I- LES TRAVAILLEURS CONCERNES

L’Allemagne fait partie des pays qui attirent bon nombre de travailleurs étrangers.

Un certain nombre de français exercent leur activité professionnelle en Allemagne, certains en temps que travailleurs frontaliers, d’autres en s’y étant installés, en tant que travailleurs migrants.

Si la protection sociale est réglementée par l’Union Européenne pour ce qui concerne les travailleurs migrants et frontaliers, et notamment par le règlement CE N°883/2004 modifié par le règlement CE N°988/2009 et son règlement d’application CE N°987/2009, le droit du travail applicable est en général le droit du travail du pays d’accueil.

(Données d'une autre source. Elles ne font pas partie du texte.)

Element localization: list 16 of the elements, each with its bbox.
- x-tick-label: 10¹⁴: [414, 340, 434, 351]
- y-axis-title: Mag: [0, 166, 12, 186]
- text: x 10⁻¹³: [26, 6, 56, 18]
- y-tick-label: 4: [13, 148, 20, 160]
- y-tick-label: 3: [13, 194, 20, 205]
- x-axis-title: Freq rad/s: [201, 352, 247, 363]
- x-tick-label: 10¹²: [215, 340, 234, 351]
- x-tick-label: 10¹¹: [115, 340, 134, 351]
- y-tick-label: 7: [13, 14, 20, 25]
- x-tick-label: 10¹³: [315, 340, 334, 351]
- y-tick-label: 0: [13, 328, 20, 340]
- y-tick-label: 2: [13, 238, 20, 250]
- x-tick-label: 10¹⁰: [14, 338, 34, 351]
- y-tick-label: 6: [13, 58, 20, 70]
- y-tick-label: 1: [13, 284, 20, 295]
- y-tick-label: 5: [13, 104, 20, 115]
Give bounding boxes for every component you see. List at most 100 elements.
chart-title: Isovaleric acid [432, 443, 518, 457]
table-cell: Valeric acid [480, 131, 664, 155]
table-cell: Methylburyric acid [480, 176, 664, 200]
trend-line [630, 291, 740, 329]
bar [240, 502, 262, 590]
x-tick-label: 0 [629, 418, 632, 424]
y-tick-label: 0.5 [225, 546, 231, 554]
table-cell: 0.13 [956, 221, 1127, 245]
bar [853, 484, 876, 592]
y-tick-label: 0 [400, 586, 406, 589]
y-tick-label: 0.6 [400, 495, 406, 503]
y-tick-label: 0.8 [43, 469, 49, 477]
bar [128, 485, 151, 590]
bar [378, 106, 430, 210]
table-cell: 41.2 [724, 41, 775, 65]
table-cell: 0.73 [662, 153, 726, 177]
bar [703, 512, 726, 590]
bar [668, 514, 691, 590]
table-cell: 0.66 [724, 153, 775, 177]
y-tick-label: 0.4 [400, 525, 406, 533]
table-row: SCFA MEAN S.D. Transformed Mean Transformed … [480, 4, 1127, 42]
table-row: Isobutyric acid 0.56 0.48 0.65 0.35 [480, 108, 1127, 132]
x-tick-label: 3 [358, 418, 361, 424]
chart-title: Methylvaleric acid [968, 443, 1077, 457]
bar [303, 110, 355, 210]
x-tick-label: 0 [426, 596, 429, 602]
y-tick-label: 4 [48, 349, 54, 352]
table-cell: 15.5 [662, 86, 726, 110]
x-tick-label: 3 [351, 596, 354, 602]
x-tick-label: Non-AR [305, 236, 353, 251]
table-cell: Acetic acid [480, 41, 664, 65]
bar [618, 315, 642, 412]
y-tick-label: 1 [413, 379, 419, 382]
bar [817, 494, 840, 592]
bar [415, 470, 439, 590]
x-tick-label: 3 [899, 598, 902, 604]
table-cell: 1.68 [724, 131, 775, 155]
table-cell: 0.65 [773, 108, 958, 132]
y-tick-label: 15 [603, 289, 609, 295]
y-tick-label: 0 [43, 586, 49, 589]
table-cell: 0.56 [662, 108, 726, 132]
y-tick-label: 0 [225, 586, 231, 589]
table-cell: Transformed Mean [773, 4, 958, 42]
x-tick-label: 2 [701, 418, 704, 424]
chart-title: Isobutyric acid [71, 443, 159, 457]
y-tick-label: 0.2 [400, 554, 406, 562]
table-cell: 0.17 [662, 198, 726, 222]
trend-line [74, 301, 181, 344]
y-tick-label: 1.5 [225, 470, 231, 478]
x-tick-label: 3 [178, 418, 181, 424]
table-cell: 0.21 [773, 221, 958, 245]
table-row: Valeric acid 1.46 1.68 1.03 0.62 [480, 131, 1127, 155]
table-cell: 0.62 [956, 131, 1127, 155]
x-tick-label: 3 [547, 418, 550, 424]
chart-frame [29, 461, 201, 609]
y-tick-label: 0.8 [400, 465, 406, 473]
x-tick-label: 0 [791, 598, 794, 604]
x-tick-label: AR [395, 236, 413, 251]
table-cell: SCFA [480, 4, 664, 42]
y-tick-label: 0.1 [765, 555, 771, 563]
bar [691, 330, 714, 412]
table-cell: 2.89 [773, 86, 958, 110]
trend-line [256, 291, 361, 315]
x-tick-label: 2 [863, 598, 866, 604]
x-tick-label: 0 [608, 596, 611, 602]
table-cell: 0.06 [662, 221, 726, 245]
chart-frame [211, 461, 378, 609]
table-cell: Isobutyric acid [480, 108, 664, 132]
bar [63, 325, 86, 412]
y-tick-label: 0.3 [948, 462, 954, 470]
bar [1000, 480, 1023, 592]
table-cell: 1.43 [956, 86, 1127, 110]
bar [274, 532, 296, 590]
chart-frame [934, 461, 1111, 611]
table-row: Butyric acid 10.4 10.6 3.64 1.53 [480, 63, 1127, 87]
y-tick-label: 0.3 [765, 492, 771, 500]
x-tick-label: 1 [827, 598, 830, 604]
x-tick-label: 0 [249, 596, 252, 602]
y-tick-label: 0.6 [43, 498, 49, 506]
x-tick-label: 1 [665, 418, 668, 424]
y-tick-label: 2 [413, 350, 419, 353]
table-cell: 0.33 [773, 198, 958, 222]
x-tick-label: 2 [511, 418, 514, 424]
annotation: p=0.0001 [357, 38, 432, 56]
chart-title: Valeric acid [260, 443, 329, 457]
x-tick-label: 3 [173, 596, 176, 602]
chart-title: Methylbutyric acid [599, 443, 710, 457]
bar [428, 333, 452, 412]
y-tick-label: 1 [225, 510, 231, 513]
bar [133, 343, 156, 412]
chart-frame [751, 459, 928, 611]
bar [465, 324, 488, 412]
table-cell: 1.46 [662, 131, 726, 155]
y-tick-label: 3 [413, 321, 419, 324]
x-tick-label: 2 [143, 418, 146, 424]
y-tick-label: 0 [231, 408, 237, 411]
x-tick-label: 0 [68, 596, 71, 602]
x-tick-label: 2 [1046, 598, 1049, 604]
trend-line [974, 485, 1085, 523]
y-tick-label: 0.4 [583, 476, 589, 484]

Que le travailleur soit un travailleurs migrant au sens où l’entend la réglementation Européenne ou qu’il soit un travailleur frontalier au sens de cette même réglementation, en droit du travail stricto sensu, c’est à dire sans son volet protection sociale et hormis les cas exceptionnels du type chantier temporaire fait par une entreprise étrangère avec son propre personnel, impossible d’échapper au droit du travail du pays d’accueil.

En l’occurrence que le travailleur traverse la frontière tous les matins ou qu’il s’installe directement en Allemagne pour travailler dans une entreprise sur place, il sera en principe, soumis au droit du travail allemand.

Ce droit, même s’il comporte quelques similitudes avec le droit français, du fait de l’Union Européenne, est dans la pratique très différent de ce que nous connaissons en France.

II- LA REGLEMENTATION APPLICABLE

L’objectif des présentes est de décrire les principes du droit du travail allemand, tel qu’il s’applique au de travail du salarié, tant du point de vue de sa conclusions que de la durée du travail en elle-même.

Il n’existe pas en Allemagne de code du travail tel qu’il est connu en France. Les textes sont épars et bien que la question revienne régulièrement à l’ordre du jour, la codification n’ a jamais eu lieu.

Le droit du travail est issu de nombreuses lois qui mises bout à bout sont considérées comme les « Arbeitsgesetze » ( lois régissant la relation de travail).

De plus, les textes concernant le droit du travail ne sont pas forcement tous des textes pris au niveau Fédéral.
La loi concernant les congés est par contre une loi fédérale : il s’agit du « Bundesurlaubsgesetz » (loi Fédérale sur les congés)

Les jours fériés eux, dépendent des Länder concernés et varient d’un Land à l’autre souvent pour des raisons historico-religieuses.

Les délais des préavis eux, sont directement intégrés dans le Bürgerlichen Gestezbuch (BGB) qui est le code civil allemand.

III- LE CONTRAT DE TRAVAIL

1) Le contrat de travail à durée indéterminé.

Tout comme le droit du travail français, le droit du travail allemand connaît le contrat de travail à durée indéterminée.

Comme en France, la conclusion du contrat peut parfaitement être verbale.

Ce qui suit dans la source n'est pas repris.